Черяга помолчал и добавил:
— Посадят тебя. Юрка. И дай бог, если в ментов-скую зону…
— Не посадят.
— Вот как?
— А за что меня сажать? — возразил Брелер. — За сговор с долголаптевскими? Так ты Камаза не захочешь марать. И вообще вам про эту историю громко чирикать не выгодно. Димка продаст акции по-правильному, до суда дело не дойдет, мочить меня Сляб по некоторым своим принципам не станет… — Брелер хихикнул… — Так что ты будешь на Сляба пахать, пока он тебя второй раз не выгонит, а я буду на Сейшелах загорать с голенькими девочками…
На выезде из города, под желтыми мигающим светофором, стояла машина с омоновцами.
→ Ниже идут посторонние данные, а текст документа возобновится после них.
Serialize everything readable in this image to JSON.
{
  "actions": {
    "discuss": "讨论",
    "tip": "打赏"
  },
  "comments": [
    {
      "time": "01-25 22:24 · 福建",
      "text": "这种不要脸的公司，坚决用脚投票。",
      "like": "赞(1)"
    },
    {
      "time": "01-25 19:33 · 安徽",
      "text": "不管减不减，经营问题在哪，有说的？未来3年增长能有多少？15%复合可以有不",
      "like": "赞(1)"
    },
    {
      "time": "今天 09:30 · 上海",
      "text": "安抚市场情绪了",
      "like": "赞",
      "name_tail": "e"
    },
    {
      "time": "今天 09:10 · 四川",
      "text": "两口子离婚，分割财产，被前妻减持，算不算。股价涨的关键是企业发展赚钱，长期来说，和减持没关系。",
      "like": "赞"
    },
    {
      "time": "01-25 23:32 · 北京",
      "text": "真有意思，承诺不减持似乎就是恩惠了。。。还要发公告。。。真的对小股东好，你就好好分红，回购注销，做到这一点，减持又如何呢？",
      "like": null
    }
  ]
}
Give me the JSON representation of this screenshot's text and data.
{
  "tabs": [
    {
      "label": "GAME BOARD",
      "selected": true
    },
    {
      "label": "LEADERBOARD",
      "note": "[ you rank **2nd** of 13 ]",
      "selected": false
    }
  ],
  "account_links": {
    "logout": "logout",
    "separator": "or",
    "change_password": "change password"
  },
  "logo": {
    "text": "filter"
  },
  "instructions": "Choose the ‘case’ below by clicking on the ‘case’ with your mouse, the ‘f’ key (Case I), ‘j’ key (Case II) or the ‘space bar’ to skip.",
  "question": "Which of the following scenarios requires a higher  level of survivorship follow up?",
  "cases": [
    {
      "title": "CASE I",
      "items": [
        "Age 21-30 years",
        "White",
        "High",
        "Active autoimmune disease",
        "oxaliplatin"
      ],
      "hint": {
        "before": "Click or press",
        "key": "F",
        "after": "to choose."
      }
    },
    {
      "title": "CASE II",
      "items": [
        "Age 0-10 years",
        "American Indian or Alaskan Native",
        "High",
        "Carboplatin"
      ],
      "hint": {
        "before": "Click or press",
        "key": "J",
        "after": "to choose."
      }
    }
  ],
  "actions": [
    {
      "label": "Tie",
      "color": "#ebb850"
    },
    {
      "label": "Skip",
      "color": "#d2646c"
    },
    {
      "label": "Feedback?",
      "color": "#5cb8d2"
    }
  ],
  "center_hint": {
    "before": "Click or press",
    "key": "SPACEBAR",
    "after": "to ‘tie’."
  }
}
Опять, верно, ловили каких-то террористов. Один из них помахал милицейской палочкой припозднившемуся «БМВ», отгоняя тачку на обочину. Омоновец был крупный, палочка в его руках казалась размером с карандаш. Черяга про себя выругался. Не обратить внимания? Вон их там сколько, две машины. Еще примутся по шинам стрелять…
— Остановись, — велел Черяга водителю. Одновременно вынул ТТ и упер в бок Брелеру.
— Если ты, козел, хоть пикнешь, — нежно сказал Черяга, — ты ни на какие Сейшелы не попадешь.
«БМВ» остановился. Трое омоновцев с автоматами подошли к машине. Водитель, спустив стекло, протянул удостоверение:
— СОБР города Ахтарска, Сунженская область. Сержант Аксенов, несущий срочную службу, задумчиво глядел внутрь машины. Что-то ему не нравилось в ее обитателях. Конечно, ахтарский СОБР так ахтарский СОБР, но вот у соседа этого собровца рожа совершенно бандитская. Оно, конечно, по виду одно, что СОБР, что бандюк, но вот почему у соседа в прорези рубашки цепура золотая? Это что теперь в Ахтарске, ментовская униформа такая? Особенно же сержанту не понравился Брелер. Юра был типичный еврей, черноусый и черноволосый. Против евреев сержант ничего не имел, но по ночной поре принял Брелера за чечена.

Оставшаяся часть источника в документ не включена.